O espaço que no passado foi desapropriado pela Prefeitura e cedido à iniciativa privada em concessão, é explorado há 29 anos pela empresa Andrade Gutierrez Terminais Intermodais S.A (AGTI). Assim como noticiado com exclusividade no último dia 25 de fevereiro pelo jornal TEMPO NOVO, essa empresa descumpre o termo de concessão do qual previa o pagamento mensal da tarifa de uso, portanto, explorando área pública de graça a quase três décadas.
Íntegra do posicionamento do Iphan (atualizado na terça-feira, 16 de março)
A Instrução Normativa Iphan (IN) Nº 001, de 25 de março de 2015, estabelece no Iphan ações e procedimentos visando à avaliação das propostas com a adequação das medidas preventivas de preservação, controle e mitigação decorrentes de impactos dos empreendimentos. A análise dos empreendimentos ocorre, sobretudo, em três aspectos: área ou localização, tipologia e porte.
Dentro desse procedimento estabelecido, o empreendimento citado na reportagem solicitou, em 2019, a manifestação do Iphan para realização de obra em área destinada à correção topográfica do solo com corte e aterro para estabilização de taludes.
Em análise a documentação apresentada, constatou-se que na área do empreendimento, não havia sítio arqueológico conhecido, apesar de haver o sítio arqueológico nas imediações.
Dessa forma, de acordo com a localização, tipologia e porte da obra, foi solicitado que o empreendimento apresentasse um Termo de Compromisso do Empreendedor, conforme os requisitos dispostos no Art. 15 da Instrução Normativa nº 01/2015 do Iphan.
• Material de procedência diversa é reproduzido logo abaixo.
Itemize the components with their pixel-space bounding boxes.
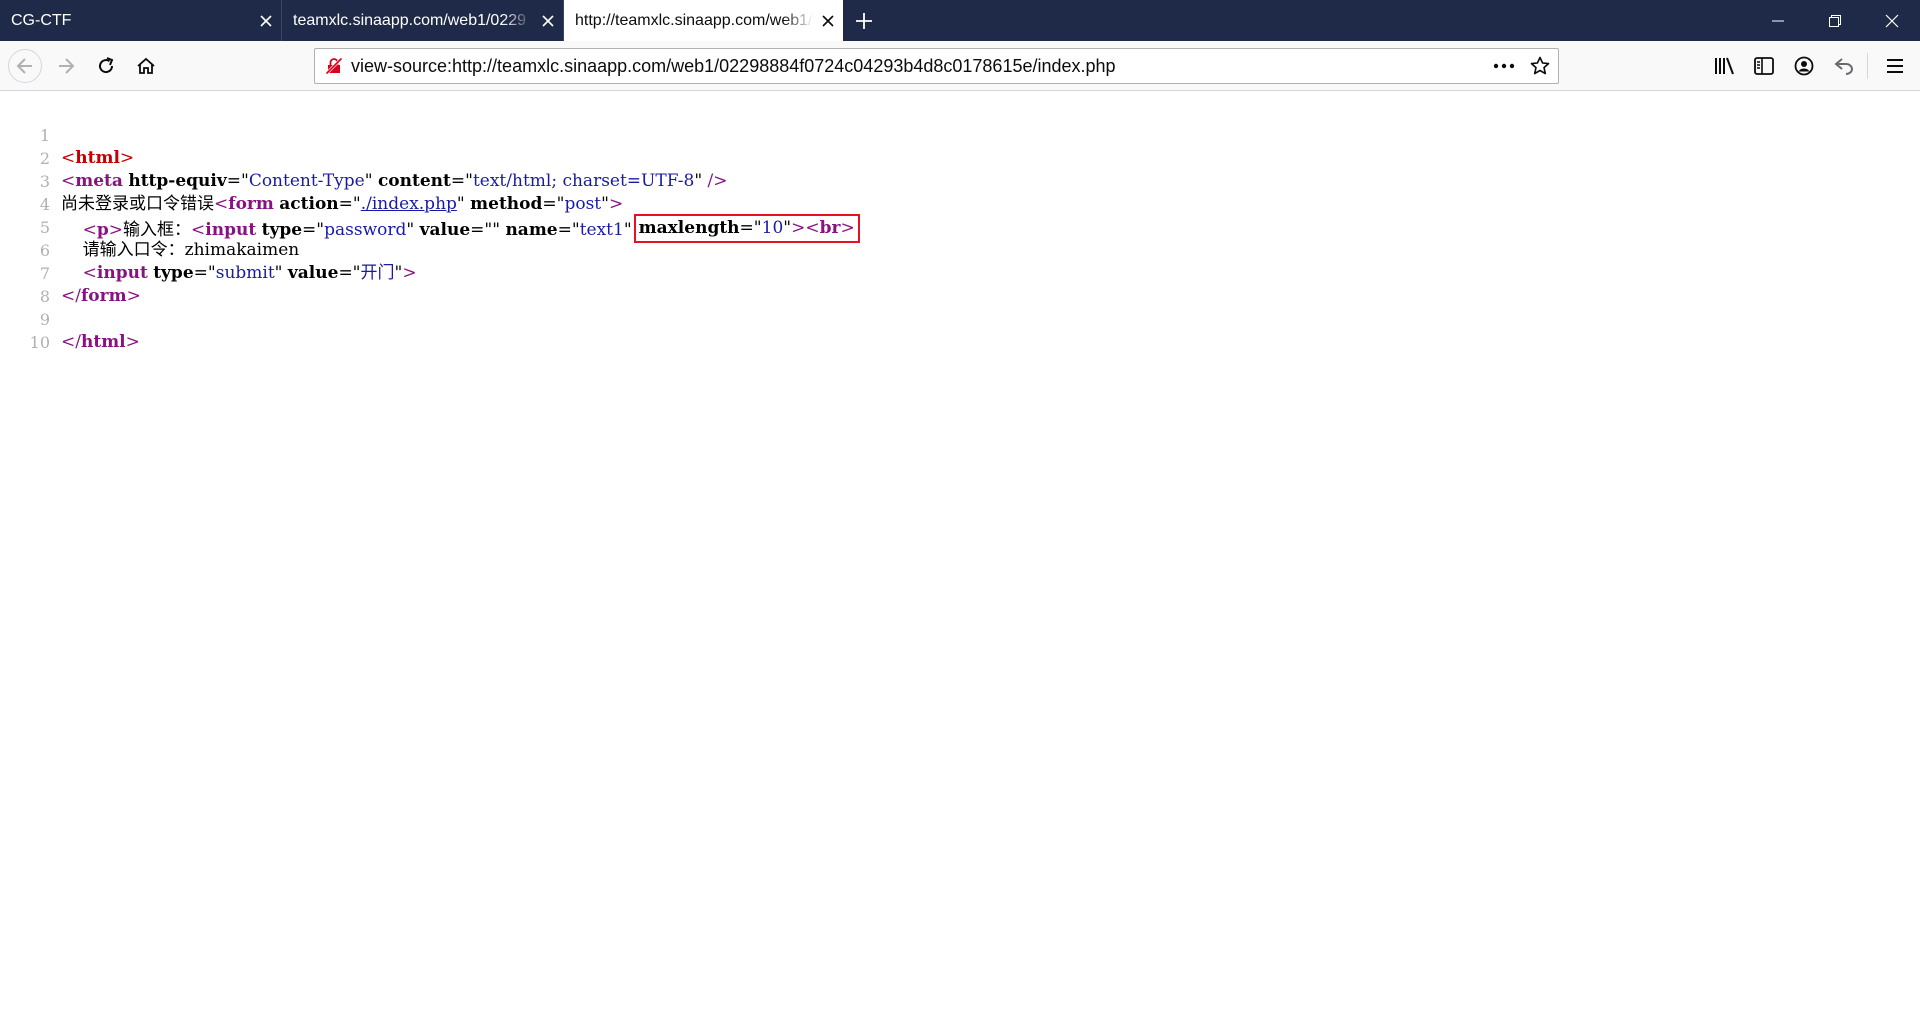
insecure-connection-icon[interactable] <box>317 49 351 83</box>
close-icon[interactable] <box>533 0 563 41</box>
minimize-icon <box>1771 20 1784 21</box>
address-bar[interactable]: view-source:http://teamxlc.sinaapp.com/w… <box>314 48 1559 84</box>
reload-icon <box>99 57 114 74</box>
account-icon <box>1794 56 1814 76</box>
close-icon <box>1885 14 1898 27</box>
close-window-button[interactable] <box>1863 0 1920 41</box>
undo-button[interactable] <box>1827 49 1861 83</box>
bookmark-button[interactable] <box>1522 49 1558 83</box>
source-line: 5 请输入口令：zhimakaimen <box>0 193 1920 260</box>
restore-button[interactable] <box>1806 0 1863 41</box>
plus-icon <box>856 12 872 29</box>
undo-icon <box>1834 58 1853 75</box>
toolbar-divider <box>1867 53 1868 79</box>
url-text[interactable]: view-source:http://teamxlc.sinaapp.com/w… <box>351 56 1486 77</box>
back-button[interactable] <box>8 49 42 83</box>
more-dots-icon <box>1493 63 1515 69</box>
source-line: 4 <p>输入框：<input type="password" value=""… <box>0 170 1920 243</box>
home-icon <box>137 57 155 74</box>
tab-title: CG-CTF <box>11 11 72 29</box>
sidebar-icon <box>1754 57 1774 75</box>
forward-button[interactable] <box>49 49 83 83</box>
forward-arrow-icon <box>59 58 75 74</box>
minimize-button[interactable] <box>1749 0 1806 41</box>
tab-bar: CG-CTF teamxlc.sinaapp.com/web1/0229 htt… <box>0 0 1920 41</box>
navigation-toolbar: view-source:http://teamxlc.sinaapp.com/w… <box>0 41 1920 91</box>
source-line: 1 <html> <box>0 101 1920 168</box>
page-actions-button[interactable] <box>1486 49 1522 83</box>
reload-button[interactable] <box>89 49 123 83</box>
source-line: 3 尚未登录或口令错误<form action="./index.php" me… <box>0 147 1920 214</box>
account-button[interactable] <box>1787 49 1821 83</box>
view-source-content: 1 <html> 2 <meta http-equiv="Content-Typ… <box>0 101 1920 352</box>
close-icon[interactable] <box>251 0 281 41</box>
home-button[interactable] <box>129 49 163 83</box>
line-number: 10 <box>29 333 50 352</box>
new-tab-button[interactable] <box>843 0 885 41</box>
sidebar-button[interactable] <box>1747 49 1781 83</box>
source-line: 9 </html> <box>0 285 1920 352</box>
source-line: 8 <box>0 262 1920 306</box>
source-line: 6 <input type="submit" value="开门"> <box>0 216 1920 283</box>
restore-icon <box>1828 14 1841 27</box>
tag-name: html <box>80 332 126 352</box>
source-line: 2 <meta http-equiv="Content-Type" conten… <box>0 124 1920 191</box>
window-controls <box>1749 0 1920 41</box>
tab-title: http://teamxlc.sinaapp.com/web1/ <box>575 11 813 29</box>
hamburger-menu-icon <box>1887 59 1903 73</box>
star-icon <box>1530 56 1550 75</box>
tab-cg-ctf[interactable]: CG-CTF <box>0 0 282 41</box>
close-icon[interactable] <box>813 0 843 41</box>
tab-title: teamxlc.sinaapp.com/web1/0229 <box>293 11 527 29</box>
source-line: 10 <box>0 308 1920 352</box>
tab-teamxlc-web1[interactable]: teamxlc.sinaapp.com/web1/0229 <box>282 0 564 41</box>
menu-button[interactable] <box>1878 49 1912 83</box>
library-button[interactable] <box>1708 49 1742 83</box>
tab-view-source-active[interactable]: http://teamxlc.sinaapp.com/web1/ <box>564 0 843 41</box>
source-line: 7 </form> <box>0 239 1920 306</box>
library-icon <box>1715 57 1734 75</box>
back-arrow-icon <box>16 58 32 74</box>
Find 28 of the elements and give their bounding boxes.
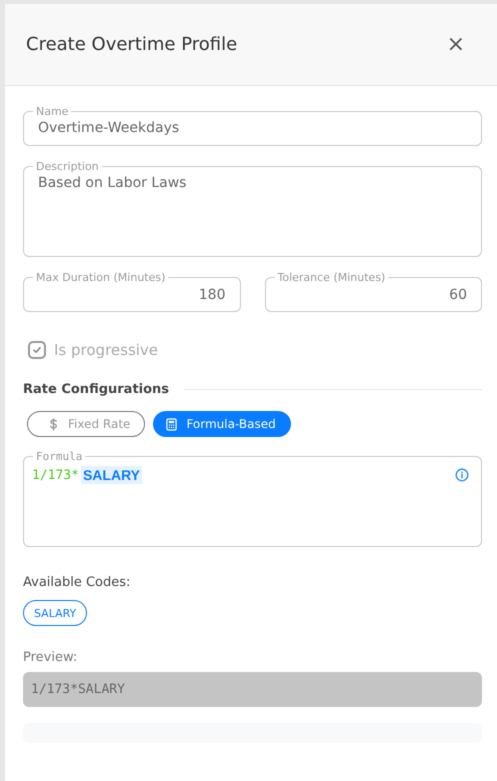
preview-label: Preview:: [23, 650, 78, 665]
field-value: Based on Labor Laws: [38, 175, 188, 191]
field-label: Tolerance (Minutes): [276, 272, 386, 283]
field-value: 180: [198, 287, 226, 303]
info-icon[interactable]: [455, 468, 469, 482]
preview-field: 1/173*SALARY: [23, 672, 482, 707]
field-value: Overtime-Weekdays: [38, 120, 180, 136]
rate-mode-button[interactable]: Formula-Based: [153, 411, 291, 437]
formula-editor[interactable]: Formula 1/173* SALARY: [23, 451, 482, 547]
name-field[interactable]: Name Overtime-Weekdays: [23, 106, 482, 146]
dialog-title: Create Overtime Profile: [26, 34, 238, 55]
max-duration-field[interactable]: Max Duration (Minutes) 180: [23, 272, 240, 312]
field-label: Formula: [35, 451, 84, 462]
check-icon: [31, 344, 43, 356]
tolerance-field[interactable]: Tolerance (Minutes) 60: [264, 272, 482, 312]
close-button[interactable]: ×: [444, 32, 467, 57]
field-label: Name: [35, 106, 70, 117]
field-value: 60: [448, 287, 467, 303]
field-label: Description: [35, 161, 100, 172]
description-field[interactable]: Description Based on Labor Laws: [23, 161, 482, 257]
dollar-icon: [48, 418, 59, 430]
formula-text: 1/173* SALARY: [32, 466, 144, 484]
calculator-icon: [166, 418, 178, 430]
checkbox-label: Is progressive: [54, 341, 158, 359]
code-chip[interactable]: SALARY: [23, 600, 88, 626]
field-label: Max Duration (Minutes): [35, 272, 166, 283]
codes-label: Available Codes:: [23, 575, 130, 590]
section-title: Rate Configurations: [23, 382, 170, 397]
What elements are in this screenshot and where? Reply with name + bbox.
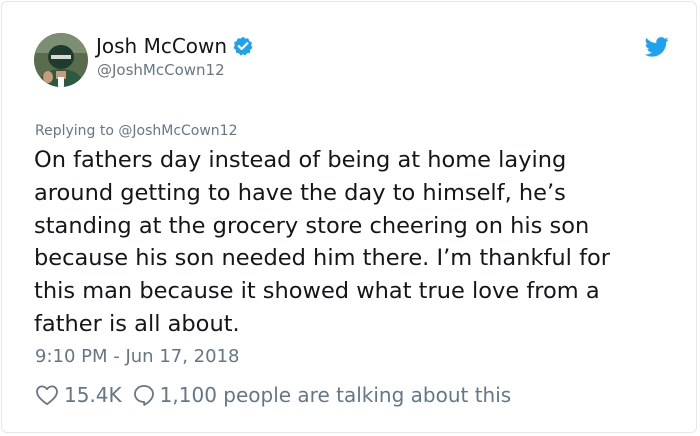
author-handle[interactable]: @JoshMcCown12 bbox=[97, 60, 225, 80]
tweet-text: On fathers day instead of being at home … bbox=[34, 147, 611, 337]
talking-count: 1,100 people are talking about this bbox=[159, 383, 512, 407]
tweet-timestamp[interactable]: 9:10 PM - Jun 17, 2018 bbox=[35, 346, 239, 368]
avatar[interactable] bbox=[34, 33, 88, 87]
like-button[interactable]: 15.4K bbox=[35, 382, 122, 408]
reply-button[interactable]: 1,100 people are talking about this bbox=[122, 382, 512, 408]
like-count: 15.4K bbox=[64, 383, 122, 407]
heart-icon bbox=[35, 384, 59, 406]
avatar-image bbox=[34, 33, 88, 87]
verified-badge-icon bbox=[233, 36, 253, 56]
author-name-row[interactable]: Josh McCown bbox=[96, 34, 253, 58]
tweet-actions: 15.4K 1,100 people are talking about thi… bbox=[35, 382, 511, 408]
author-name[interactable]: Josh McCown bbox=[96, 34, 227, 58]
replying-to-label: Replying to @JoshMcCown12 bbox=[35, 123, 238, 139]
speech-bubble-icon bbox=[132, 383, 156, 407]
twitter-bird-icon[interactable] bbox=[644, 36, 669, 58]
tweet-card: Josh McCown @JoshMcCown12 Replying to @J… bbox=[1, 1, 697, 433]
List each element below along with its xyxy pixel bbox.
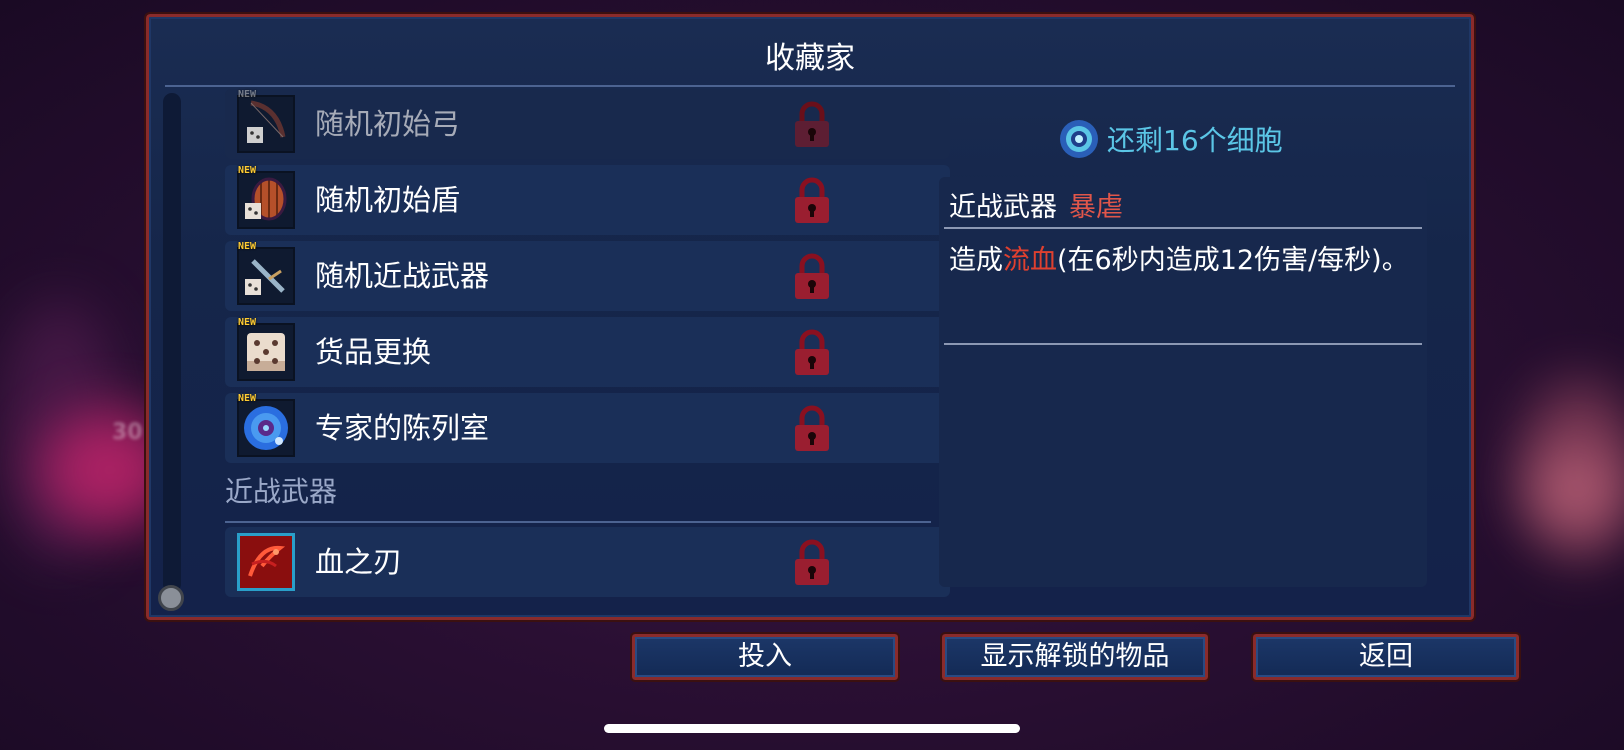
detail-divider	[944, 343, 1422, 345]
list-item-label: 货品更换	[315, 335, 432, 369]
detail-header: 近战武器 暴虐	[949, 185, 1123, 224]
list-item-random-bow[interactable]: NEW 随机初始弓	[225, 89, 950, 159]
random-shield-icon: NEW	[237, 165, 295, 229]
collector-panel: 收藏家 NEW 随机初始弓 NEW 随机初始盾 NEW 随机近战武器 NEW 货…	[144, 12, 1476, 622]
new-badge: NEW	[238, 241, 257, 252]
background-number: 30	[112, 420, 143, 445]
list-item-label: 随机近战武器	[315, 259, 490, 293]
list-item-reroll[interactable]: NEW 货品更换	[225, 317, 950, 387]
new-badge: NEW	[238, 89, 257, 100]
item-detail-card: 近战武器 暴虐 造成流血(在6秒内造成12伤害/每秒)。	[939, 177, 1427, 587]
cells-remaining-text: 还剩16个细胞	[1107, 124, 1283, 157]
detail-divider	[944, 227, 1422, 229]
lock-icon	[795, 177, 829, 223]
background-blur	[1530, 450, 1620, 530]
detail-tag: 暴虐	[1069, 192, 1123, 223]
show-unlocked-button[interactable]: 显示解锁的物品	[940, 632, 1210, 682]
list-item-label: 专家的陈列室	[315, 411, 490, 445]
dice-icon: NEW	[237, 317, 295, 381]
lock-icon	[795, 405, 829, 451]
detail-category: 近战武器	[949, 192, 1057, 223]
cell-counter: 还剩16个细胞	[1059, 117, 1283, 161]
blue-orb-icon: NEW	[237, 393, 295, 457]
cell-icon	[1060, 120, 1098, 158]
blood-sword-icon	[237, 533, 295, 591]
list-item-random-melee[interactable]: NEW 随机近战武器	[225, 241, 950, 311]
lock-icon	[795, 539, 829, 585]
desc-prefix: 造成	[949, 245, 1003, 276]
lock-icon	[795, 329, 829, 375]
list-item-blood-sword[interactable]: 血之刃	[225, 527, 950, 597]
desc-keyword: 流血	[1003, 245, 1057, 276]
new-badge: NEW	[238, 393, 257, 404]
lock-icon	[795, 101, 829, 147]
list-item-label: 随机初始弓	[315, 107, 461, 141]
scrollbar-thumb[interactable]	[158, 585, 184, 611]
list-item-label: 随机初始盾	[315, 183, 461, 217]
lock-icon	[795, 253, 829, 299]
back-button[interactable]: 返回	[1251, 632, 1521, 682]
home-indicator[interactable]	[604, 724, 1020, 733]
section-header-melee: 近战武器	[225, 475, 338, 508]
new-badge: NEW	[238, 317, 257, 328]
list-item-label: 血之刃	[315, 545, 403, 579]
detail-description: 造成流血(在6秒内造成12伤害/每秒)。	[949, 239, 1409, 283]
random-melee-icon: NEW	[237, 241, 295, 305]
invest-button[interactable]: 投入	[630, 632, 900, 682]
section-divider	[225, 521, 931, 523]
list-item-random-shield[interactable]: NEW 随机初始盾	[225, 165, 950, 235]
random-bow-icon: NEW	[237, 89, 295, 153]
panel-title: 收藏家	[765, 41, 855, 76]
title-divider	[165, 85, 1455, 87]
desc-suffix: (在6秒内造成12伤害/每秒)。	[1057, 245, 1409, 276]
list-item-expert-showroom[interactable]: NEW 专家的陈列室	[225, 393, 950, 463]
new-badge: NEW	[238, 165, 257, 176]
scrollbar[interactable]	[163, 93, 181, 593]
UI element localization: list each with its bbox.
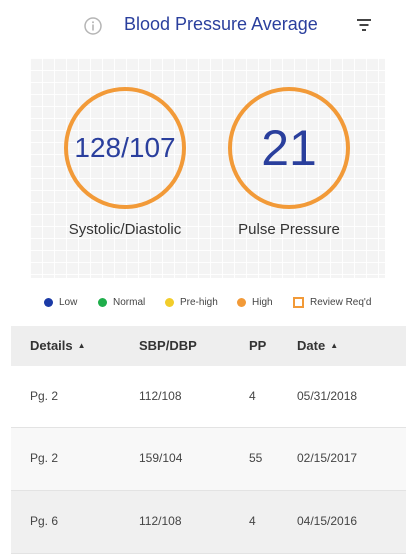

A empresa apresentou o solicitado, no qual responsabilizou-se de caso fosse achados bens arqueológicos na área da obra, o mesmo deveria suspender imediatamente as obras e comunicar a ocorrência ao Iphan. Assim, seguindo os ritos estabelecidos na Instrução Normativa nº 01/2015, foi emitido a manifestação Conclusiva Favorável a anuência da Licença de Instalação (LI) e Licença de Operação (LO) do empreendimento Andrade Gutierrez Terminais Intermodais Ltda, no município da Serra/ES, citada na reportagem.
Ressalta-se ainda que o Iphan realiza fiscalizações nos empreendimentos analisados, podendo solicitar a paralisação da obra caso seja identificado alguma irregularidade.
Por último, o Iphan não tem competência para atuar a respeito da denúncia anônima sobre possíveis impactos à Igreja São Batista Carapina, uma vez que a construção é um bem tombado em nível estadual.